En août dernier, Intégrales avait rencontré à Erbil des journalistes de Rûdaw TV, à dix mètres des islamistes de Daech sur la ligne de front. Le groupe médias du kurdistan irakien, qui se décline en une édition papier, un site web, une chaîne de TV et une radio, rencontre aujourd’hui une popularité internationale grandissante. Signe que les success stories n’appartiennent pas qu’aux médias occidentaux, et qu’au Moyen-Orient, il n’y pas qu’Al Jazzera.
Les clefs du succès : diversification et diaspora
C’est un fait peu connu : depuis la fin du régime baassiste et l’interruption de la guerre civile en 1998, le kurdistan irakien est une terre particulièrement fertile pour la presse, secteur économique globalement en crise dans le monde. Entre septembre 2009 et avril 2010, 280 titres de presse écrite ont poussé dans cette région autonome d’Irak.
Média le plus remarquable de cette moisson : Rûdaw (« Évènement »), lancé en avril 2008 et basé à Erbil, capitale de la région autonome du kurdistan en Irak. Aujourd’hui, Rûdaw, existe dans une version papier, avec un tirage maximal cumulé de 10 000 exemplaires pour les deux éditions hebdomadaires du journal, l’édition politique, et l’édition sport et diaspora en Europe ; sur internet avec son site rudaw.net , ainsi qu’à travers une chaîne TV et une station de radio. Le groupe emploie à ce jour 310 employés, selon un représentant de l’entreprise.
Le journal s’est d’emblée assuré d’une base de lecteure optimisée, en proposant son journal dans les deux dialectes kurdes, le sorani et le kurmanji. Petit à petit, la rédaction s’est flanquée de correspondants au Kurdistan irakien, à Souleymanieh et Duhok, puis, à Bagdad et à Instanbul. En 2014, le groupe média kurde a ouvert deux bureaux, respectivement à Toronto et à Washington DC. Quant au site internet rudaw.net, il est désormais disponible dans cinq langues. Une habile manière d’irriguer l’ensemble de la diaspora kurde.
Le groupe, qui a acquis un équilibre financier grâce à des fonds de Press Now et The Independant Media Centre, deux associations qui militent pour l’indépendance des médias, a ensuite rapidement parié sur la diversification : après la presse, Rudaw s’est lancé dans la radio et la télévision. La direction a refusé d’adopter une logique en silo : tous les journalistes font de l’écrit, de la radio (depuis 2011) et de la télévision (depuis 2013). Une situation que certains grands groupes de médias occidentaux rêveraient de pouvoir imposer à leur rédaction.

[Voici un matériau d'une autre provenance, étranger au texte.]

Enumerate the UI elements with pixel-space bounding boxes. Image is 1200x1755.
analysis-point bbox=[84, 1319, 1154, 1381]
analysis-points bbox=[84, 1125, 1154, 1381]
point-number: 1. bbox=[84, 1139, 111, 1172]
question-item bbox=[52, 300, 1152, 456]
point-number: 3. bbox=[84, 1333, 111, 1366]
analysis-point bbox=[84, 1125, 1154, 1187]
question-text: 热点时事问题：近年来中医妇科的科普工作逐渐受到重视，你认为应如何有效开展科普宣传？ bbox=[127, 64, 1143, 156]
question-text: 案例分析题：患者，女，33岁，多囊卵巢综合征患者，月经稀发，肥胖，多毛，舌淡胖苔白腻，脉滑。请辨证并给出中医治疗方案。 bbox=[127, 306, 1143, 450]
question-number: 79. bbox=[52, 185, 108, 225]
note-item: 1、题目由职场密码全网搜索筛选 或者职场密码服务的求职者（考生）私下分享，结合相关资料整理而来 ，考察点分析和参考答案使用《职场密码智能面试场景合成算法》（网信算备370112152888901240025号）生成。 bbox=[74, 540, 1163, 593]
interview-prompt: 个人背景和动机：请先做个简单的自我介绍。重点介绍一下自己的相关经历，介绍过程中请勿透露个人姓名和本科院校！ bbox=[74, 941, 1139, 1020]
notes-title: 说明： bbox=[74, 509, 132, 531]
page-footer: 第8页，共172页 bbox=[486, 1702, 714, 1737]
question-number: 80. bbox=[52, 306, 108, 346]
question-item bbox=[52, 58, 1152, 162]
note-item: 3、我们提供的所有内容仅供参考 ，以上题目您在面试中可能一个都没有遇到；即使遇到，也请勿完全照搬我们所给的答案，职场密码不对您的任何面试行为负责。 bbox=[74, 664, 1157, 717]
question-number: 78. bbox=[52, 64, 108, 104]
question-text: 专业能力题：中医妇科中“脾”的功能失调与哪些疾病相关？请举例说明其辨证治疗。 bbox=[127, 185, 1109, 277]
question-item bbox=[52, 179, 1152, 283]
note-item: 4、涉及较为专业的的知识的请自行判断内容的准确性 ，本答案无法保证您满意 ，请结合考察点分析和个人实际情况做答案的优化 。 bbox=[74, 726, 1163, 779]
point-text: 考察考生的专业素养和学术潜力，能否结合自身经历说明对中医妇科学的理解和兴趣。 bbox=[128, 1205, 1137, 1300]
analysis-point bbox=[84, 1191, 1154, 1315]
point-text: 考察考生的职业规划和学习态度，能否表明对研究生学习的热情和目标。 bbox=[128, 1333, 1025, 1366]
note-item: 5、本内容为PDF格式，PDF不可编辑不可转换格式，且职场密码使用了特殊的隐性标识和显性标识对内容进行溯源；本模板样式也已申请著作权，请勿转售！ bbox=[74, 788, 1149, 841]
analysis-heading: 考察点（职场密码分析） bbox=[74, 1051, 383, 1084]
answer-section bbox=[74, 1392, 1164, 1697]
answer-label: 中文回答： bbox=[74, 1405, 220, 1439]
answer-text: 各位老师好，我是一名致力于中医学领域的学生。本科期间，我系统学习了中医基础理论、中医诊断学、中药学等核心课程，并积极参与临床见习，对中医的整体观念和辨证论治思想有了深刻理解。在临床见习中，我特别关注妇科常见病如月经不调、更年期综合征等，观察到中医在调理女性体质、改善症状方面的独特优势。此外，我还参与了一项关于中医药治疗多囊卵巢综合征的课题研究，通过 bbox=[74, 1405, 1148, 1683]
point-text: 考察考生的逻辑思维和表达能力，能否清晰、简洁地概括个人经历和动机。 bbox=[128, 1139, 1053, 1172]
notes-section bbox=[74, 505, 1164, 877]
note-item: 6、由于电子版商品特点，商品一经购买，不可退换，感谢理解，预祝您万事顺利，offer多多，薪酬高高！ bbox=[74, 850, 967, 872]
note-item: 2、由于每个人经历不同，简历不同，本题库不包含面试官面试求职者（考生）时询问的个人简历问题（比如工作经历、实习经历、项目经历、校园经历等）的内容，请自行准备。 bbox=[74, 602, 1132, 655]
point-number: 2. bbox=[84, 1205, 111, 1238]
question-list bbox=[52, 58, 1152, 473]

Formés à l’école de la BBC
Mais, là où Rûdaw se distingue des autres médias kurdes, et, dans une plus large mesure, des groupes médias issus des pays émergents, c’est dans sa stratégie éditoriale, à la fois inspirée des grands groupes médias globaux, et encrée dans les préoccupations locales de la « zone culturelle » qu’est le kurdistan.
« Rûdaw a adopté tous les codes de la chaîne d’information continue internationale : jingle musical grave, bandeau défilant, rapidité du montage d’images, incrustation de mentions live » observe t-on à Ina Global (Ina Global, 12/11/13). « Certains de nos cadres ont été formés par la BBC » , a glissé Ako Mohammed, DG de Rûdaw, au journal irakien The Report (The Report, 19/09/14)
Lorsque l’on regarde Rûdaw TV en replay, l’on découvre une large diversité de programmes : émissions culturelles ou religieuses, sujets sociaux, débats politiques. La drogue, les violences faites aux femmes, mais aussi des sujets typiquement locaux, comme le sort des nomades ou le devenir des manuscrits chrétiens. Un peu à l’instar de la BBC, qui s’est déployée à l’international tout en maintenant un ancrage très british.
Rûdaw TV, à ce jour diffusée en kurde, ambitionne d’ici deux ans de lancer une édition en arabe, une en turc et une en anglais.
Pour autant, ne comparez pas Rûdaw à AlJazzera. « C’est la chaîne qui couvre le plus le Moyen-Orient, mais certainement pas le mieux! » , s’agace Ako Mohammed au sujet du mastodonte qatari (The Report, 19/09/14). Le défi est lancé.